The EPIC poem, Beowulf, is one of the oldest existing poems written during the Anglo-Saxon period: "Its author may have been a native of what was then Mercia, the Midlands of England today, although the late tenth-century manuscript, which alone preserves the poem, originated in the south in the kingdom of the West Saxons." (The Norton Anthology 21) It was written in the early eleventh century AD and is preserved in one text in the Cottonian collection of manuscripts. Unfortunately, the Beowulf manuscript was damaged in a great fire in 1731, especially the outer edges. As a result, a number of lines and words have been lost from the poem. Luckily, transcripts were made by the Danish scholar G.J. Thorkelin at the end of the eighteenth century. He helped to preserve many hundreds of words from the original manuscript. Unfortunately, this doesn't change the fact that there are large gaps in the text as we know it. Even if the manuscript had never been damaged, it would still be difficult to understand. Yet it still captures the hearts of the readers, "and because of its excellence as well as its antiquity, the poem merits the high position that it is generally assigned in the study of English poetry."(The Norton Anthology 22)

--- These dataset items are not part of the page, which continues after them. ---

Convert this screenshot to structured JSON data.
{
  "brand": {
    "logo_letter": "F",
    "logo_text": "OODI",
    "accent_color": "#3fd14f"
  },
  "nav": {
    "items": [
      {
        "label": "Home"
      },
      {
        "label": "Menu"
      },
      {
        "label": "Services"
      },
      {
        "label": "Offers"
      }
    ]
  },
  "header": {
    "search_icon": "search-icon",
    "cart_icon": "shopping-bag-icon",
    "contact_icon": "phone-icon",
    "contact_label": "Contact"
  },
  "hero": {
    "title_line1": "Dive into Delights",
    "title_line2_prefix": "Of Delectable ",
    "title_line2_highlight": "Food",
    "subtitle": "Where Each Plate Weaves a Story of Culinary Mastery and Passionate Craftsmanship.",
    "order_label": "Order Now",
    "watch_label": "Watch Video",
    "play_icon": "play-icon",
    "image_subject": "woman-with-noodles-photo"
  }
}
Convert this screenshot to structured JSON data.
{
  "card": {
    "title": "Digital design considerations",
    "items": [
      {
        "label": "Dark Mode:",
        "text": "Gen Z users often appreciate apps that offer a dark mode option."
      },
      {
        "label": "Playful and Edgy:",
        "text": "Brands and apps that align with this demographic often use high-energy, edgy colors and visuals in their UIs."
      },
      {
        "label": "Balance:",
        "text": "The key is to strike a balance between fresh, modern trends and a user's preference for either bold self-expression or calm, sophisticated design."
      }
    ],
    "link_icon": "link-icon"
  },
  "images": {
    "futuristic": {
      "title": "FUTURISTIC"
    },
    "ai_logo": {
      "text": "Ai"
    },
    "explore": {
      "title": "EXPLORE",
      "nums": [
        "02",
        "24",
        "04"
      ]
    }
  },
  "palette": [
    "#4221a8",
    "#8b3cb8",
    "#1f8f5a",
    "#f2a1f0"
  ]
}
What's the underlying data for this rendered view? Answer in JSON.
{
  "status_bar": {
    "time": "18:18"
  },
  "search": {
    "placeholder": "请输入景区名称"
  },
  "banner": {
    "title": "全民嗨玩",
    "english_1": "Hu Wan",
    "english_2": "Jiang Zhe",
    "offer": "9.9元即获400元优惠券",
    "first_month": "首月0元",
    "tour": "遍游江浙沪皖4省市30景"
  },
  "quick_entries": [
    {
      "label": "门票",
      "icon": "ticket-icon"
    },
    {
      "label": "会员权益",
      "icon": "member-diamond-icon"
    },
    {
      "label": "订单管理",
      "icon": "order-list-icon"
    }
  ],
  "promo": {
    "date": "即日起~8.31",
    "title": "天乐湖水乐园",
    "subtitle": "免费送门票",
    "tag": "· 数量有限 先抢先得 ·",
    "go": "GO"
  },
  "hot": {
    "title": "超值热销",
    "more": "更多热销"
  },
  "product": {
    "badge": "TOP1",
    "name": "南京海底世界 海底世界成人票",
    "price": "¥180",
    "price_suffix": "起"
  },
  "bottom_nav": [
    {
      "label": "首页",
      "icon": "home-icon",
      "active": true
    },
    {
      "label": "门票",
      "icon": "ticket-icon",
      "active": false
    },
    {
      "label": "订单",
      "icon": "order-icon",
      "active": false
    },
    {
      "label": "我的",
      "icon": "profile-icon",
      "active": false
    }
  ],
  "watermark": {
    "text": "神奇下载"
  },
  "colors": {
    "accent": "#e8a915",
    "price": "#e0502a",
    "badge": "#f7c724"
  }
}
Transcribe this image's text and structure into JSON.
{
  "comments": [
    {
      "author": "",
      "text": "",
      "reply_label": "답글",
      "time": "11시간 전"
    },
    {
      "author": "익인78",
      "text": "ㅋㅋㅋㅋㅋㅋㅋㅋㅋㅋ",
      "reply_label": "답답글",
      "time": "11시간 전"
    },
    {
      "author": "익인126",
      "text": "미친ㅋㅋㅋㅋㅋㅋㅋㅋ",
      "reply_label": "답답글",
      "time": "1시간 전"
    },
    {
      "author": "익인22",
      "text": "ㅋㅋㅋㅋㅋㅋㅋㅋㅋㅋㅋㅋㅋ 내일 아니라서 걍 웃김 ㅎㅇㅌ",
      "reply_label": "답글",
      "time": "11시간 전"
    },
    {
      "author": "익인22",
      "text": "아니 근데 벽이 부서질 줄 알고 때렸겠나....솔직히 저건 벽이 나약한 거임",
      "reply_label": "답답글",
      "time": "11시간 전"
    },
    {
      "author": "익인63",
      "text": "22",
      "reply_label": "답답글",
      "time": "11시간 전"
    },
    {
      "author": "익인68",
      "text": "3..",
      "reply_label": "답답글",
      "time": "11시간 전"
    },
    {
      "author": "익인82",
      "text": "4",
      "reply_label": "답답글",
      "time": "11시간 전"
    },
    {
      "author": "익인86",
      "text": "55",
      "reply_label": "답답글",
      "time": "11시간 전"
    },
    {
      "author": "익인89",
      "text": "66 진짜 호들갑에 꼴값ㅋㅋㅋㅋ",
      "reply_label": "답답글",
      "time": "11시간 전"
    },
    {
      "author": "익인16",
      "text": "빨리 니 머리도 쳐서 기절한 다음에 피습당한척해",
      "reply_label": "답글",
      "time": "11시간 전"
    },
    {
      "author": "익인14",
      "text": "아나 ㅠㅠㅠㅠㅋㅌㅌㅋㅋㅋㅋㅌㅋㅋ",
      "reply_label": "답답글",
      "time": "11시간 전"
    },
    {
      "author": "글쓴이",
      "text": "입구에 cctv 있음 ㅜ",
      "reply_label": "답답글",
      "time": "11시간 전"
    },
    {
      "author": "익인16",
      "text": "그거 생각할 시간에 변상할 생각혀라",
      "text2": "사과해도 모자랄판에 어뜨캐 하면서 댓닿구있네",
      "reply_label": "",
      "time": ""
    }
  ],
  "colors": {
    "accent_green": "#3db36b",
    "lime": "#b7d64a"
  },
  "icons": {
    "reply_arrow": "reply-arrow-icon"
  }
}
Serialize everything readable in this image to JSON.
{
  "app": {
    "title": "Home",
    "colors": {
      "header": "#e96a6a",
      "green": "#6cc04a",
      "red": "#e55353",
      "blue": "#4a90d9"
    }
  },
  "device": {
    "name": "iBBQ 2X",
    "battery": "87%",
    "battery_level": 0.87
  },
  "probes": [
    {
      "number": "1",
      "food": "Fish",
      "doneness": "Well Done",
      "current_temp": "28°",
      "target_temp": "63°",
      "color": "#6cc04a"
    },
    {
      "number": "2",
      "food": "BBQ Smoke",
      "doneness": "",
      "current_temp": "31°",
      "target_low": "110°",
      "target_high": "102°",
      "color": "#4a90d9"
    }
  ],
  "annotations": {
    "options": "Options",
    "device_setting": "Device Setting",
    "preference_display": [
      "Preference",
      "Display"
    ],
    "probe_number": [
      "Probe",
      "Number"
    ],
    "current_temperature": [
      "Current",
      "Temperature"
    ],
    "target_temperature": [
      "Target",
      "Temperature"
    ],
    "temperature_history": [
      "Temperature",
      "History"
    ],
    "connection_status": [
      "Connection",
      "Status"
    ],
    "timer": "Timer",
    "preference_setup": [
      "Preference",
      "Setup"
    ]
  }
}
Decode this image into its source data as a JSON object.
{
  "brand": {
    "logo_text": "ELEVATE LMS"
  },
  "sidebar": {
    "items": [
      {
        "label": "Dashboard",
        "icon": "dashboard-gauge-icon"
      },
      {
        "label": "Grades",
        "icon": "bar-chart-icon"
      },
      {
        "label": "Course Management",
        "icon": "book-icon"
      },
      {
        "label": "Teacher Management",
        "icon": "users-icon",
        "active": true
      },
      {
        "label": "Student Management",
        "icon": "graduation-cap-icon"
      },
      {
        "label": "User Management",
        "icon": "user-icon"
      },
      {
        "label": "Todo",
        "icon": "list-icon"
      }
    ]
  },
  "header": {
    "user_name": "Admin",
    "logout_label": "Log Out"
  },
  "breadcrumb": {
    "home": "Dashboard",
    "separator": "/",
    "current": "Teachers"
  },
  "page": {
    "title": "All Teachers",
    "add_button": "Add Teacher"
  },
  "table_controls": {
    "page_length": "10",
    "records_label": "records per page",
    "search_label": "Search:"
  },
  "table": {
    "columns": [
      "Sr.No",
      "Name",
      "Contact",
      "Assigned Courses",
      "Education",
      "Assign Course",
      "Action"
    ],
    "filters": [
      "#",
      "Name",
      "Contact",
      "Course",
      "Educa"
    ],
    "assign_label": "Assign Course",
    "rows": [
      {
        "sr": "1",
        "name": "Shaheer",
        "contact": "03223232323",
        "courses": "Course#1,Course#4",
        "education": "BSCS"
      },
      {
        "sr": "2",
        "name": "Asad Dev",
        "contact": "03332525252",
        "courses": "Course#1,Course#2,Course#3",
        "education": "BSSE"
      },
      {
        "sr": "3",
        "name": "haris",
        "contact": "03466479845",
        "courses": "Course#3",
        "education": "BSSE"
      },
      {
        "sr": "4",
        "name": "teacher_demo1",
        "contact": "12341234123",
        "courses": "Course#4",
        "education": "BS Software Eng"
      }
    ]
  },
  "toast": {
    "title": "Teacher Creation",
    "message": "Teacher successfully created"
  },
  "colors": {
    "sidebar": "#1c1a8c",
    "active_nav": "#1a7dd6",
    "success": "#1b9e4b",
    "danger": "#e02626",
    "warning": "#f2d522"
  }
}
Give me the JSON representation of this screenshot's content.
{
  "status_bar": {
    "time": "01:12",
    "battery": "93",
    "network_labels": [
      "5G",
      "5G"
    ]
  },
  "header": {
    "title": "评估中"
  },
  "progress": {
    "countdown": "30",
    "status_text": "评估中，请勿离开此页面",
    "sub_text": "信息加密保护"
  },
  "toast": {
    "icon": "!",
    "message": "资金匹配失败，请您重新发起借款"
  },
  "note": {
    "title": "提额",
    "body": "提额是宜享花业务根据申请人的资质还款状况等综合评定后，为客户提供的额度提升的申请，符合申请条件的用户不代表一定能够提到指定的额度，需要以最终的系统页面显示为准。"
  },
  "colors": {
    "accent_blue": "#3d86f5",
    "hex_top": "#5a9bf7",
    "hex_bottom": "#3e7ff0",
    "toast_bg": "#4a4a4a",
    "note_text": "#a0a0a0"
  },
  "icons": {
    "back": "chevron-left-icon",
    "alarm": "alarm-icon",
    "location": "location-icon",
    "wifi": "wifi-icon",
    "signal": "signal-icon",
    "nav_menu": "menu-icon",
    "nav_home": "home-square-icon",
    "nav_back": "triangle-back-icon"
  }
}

Beowulf has great value as a representation of ideas of Germanic culture. It gives descripition of "cultural assumptions about kingship, social hierarchy, the place of women in the poem's society, and the proper personal qualities for th members of the upper social ranks." (link) The poem, tells the deeds of the superhero, Beowulf, who is king of the Geats; the poem talks about his battles with an evil spirit, Grendel and his mother, and it ends with his great fight with a fiery dragon, who threatens the kingdom of the Geats.